The semiconductor industry is on track to being worth $1 trillion by 2030. While accelerating demand will help semiconductors reach impressive gains, many chip makers may be held back by the costs of fabrication (also known as a fab) construction and semiconductor design. Already, building a fab costs about $19 billion and the design of each chip is a $1 billion investment on average.
More and more hardware products are beginning to rely significantly on software, software defined products will become increasingly central to the evolution of the semiconductor industry. Part of creating improved environments to better fabricate custom parts for SDPs is making sure that the process remains affordable. To combat production costs that are likely to rise, semiconductor companies should lean into digitalization and leverage the comprehensive digital twin for both the semiconductor design and fabrication.
Taking advantage of virtual space
The comprehensive and physics-based Digital Twin (cDT) addresses the challenge of how to weave together the disparate engineering and process groups needed to design and create tomorrow’s SW-enabled semiconductor. To enable all these players to interact early and often, the cDT incorporates mechanical, electronic and electrical software and manufacturing to fully capture today’s smart products and processes.
Specifically, the cDT merges the real and digital worlds by creating a set of consistent digital models representing different facets of the design that can be used throughout the entire product and production lifecycle and the supply chain. Now it is possible to do more virtually before committing to expensive prototypes or physically commissioning a fab. The result is higher quality products while meeting aggressive cost, timeline and sustainability goals
In design, this ‘shift-left’ provides a physics-based virtual environment for all the engineering teams to interact and create, simulate, and improve product designs. Design iterations in the virtual world happen quickly and consume few resources outside of the engineer’s brain power, enabling them to explore a broader design space. Then in production, it empowers companies to virtually evaluate and optimize production lines, commission machines, and examine entire factories or networks of factories to improve production speed, efficiency, and sustainability. It can analyze and act on real data from the fab and then use that wealth of data for AI metrics analysis.

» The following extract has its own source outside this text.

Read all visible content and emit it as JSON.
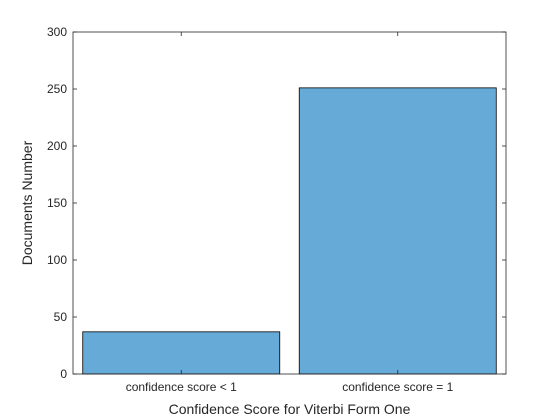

The comprehensive digital twin for the semiconductor ecosystem helps businesses manage the complexities of integrating software and hardware teams as well as mechanical and production requirements while bolstering efficiency. Benefits of the digital twin include:
- Faster new product introductions: virtualizing the design phase speeds up prototype creation, which will become even more important as the quest to pursue “More than Moore” normalizes advanced packaging
- Faster path to higher yields: simulating the production process makes enhancing IC quality easier, enabling workers to enact changes dynamically on the shop floor to quickly achieve higher yields for greater profitability
- Traceability and zero defects: it is now possible to update the digital twin of both the product and production in tandem with their real-world counterparts, enabling manufacturers to diagnose issues and detect anomalies before they happen in the pursuit of zero defects
- Dynamic planning and scheduling: since the digital twin provides an adaptive comparison between the physical and digital counterparts, it can detect disturbances within systems and trigger rescheduling in a timely manner
Simplifying for better gains
Creating next-generation semiconductors is expensive. Yet, chip manufacturers must continue to develop and fabricate new designs that require ever-more advanced fabrication technology to efficiently create the software-defined semiconductor for tomorrow’s software-defined products. To handle the changing landscape, businesses within the semiconductor industry will need to rely on the comprehensive digital twin.
Businesses can leverage the cDT to virtualize the entire semiconductor process design for the SW enabled product, enabling them to simulate everything from initial design concepts to manufacturing processes and final product integration, which dramatically reduces development cycles and improves outcomes. Integrating processes and using dating to its full potential will ensure that the semiconductor market reaches the $1 trillion milestone.